Journalists Sallah and Weiss expand their Pulitzer Prize–winning account of American atrocities in Vietnam to book length.
Tiger Force was a Special Forces–like unit made up of men who had already passed tough paratrooper training. Founded by David Hackworth—reputedly the model for Marlon Brando’s character in Apocalypse Now—the unit was intended to “outguerrilla the guerrillas,” scrapping the techniques of conventional warfare to take the fight to the enemy in the jungle. Along the way, it also scrapped the rules of war; as Sallah and Weiss show, every soldier received written instructions over what was and was not allowed but just as quickly threw them away.

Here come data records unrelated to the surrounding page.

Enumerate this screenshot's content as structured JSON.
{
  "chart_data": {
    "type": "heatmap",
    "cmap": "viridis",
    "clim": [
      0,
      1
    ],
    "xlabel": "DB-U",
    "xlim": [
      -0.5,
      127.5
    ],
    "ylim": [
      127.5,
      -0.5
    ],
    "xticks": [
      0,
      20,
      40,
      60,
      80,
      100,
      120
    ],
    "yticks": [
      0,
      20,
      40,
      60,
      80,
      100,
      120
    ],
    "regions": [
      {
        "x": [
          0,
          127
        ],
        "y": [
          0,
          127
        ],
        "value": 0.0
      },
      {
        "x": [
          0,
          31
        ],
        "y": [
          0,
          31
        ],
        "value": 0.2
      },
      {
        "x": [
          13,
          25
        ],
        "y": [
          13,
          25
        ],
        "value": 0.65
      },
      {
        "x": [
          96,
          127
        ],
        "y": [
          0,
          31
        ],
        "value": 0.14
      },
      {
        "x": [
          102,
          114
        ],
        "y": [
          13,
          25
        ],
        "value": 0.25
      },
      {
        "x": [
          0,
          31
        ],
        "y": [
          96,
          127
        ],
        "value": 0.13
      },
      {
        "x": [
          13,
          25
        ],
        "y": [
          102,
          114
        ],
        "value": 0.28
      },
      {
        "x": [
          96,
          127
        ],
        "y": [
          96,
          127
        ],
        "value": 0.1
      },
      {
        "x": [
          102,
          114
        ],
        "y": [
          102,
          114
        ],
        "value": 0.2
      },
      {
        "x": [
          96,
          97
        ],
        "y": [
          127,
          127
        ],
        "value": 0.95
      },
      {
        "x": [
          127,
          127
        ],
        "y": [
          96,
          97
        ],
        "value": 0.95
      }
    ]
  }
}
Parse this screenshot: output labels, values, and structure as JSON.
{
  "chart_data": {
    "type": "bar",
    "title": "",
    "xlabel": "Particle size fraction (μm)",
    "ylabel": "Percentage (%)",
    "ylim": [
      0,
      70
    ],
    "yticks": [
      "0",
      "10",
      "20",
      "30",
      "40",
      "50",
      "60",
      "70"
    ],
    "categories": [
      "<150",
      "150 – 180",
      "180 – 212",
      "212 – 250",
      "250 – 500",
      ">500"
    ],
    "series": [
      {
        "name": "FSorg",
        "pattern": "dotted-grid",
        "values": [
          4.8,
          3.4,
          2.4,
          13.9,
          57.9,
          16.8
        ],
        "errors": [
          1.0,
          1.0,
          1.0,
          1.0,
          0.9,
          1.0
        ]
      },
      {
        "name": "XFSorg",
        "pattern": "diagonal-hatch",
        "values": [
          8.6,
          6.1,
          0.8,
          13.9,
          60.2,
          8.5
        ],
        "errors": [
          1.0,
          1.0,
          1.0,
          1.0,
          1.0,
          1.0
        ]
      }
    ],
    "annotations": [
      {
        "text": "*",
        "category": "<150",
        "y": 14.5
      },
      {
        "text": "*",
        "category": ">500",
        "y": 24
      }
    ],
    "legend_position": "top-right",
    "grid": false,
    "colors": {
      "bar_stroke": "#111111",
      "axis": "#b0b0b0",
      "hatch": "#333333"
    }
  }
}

Unlike Special Forces, Tiger Force was made up of a mixed lot, elite only in the fighting sense. Many had done jail time, and many Tiger Force veterans died young, of cancer or cirrhosis or suicide; one of the most violently inclined, an Apache Indian always close at hand at the book’s darkest moments, died at 34. But commanders set the tone, and Tiger Force’s leaders were close to psychopathic in their hatred for Vietnamese people, no matter what side they were supposed to be on: The most damning passages point to a breakdown of discipline and dangerous, murderous incompetence at the top. In that climate, many of Tiger Force’s soldiers took to killing indiscriminately while trying desperately to “minimize the emotions associated with the events”—and thereby justifying their actions, even as some of the soldiers tried to steer their comrades back on course. Said one, “The valley was a shitty place for all of us. But we didn’t have to pick on civilians. We were the Tigers. We were above that.”
It took years of tireless research on the part of an Army investigator to bring this appalling story to even the barest glimmer of light. Sallah and Weiss do a solid job of unearthing the rest of it.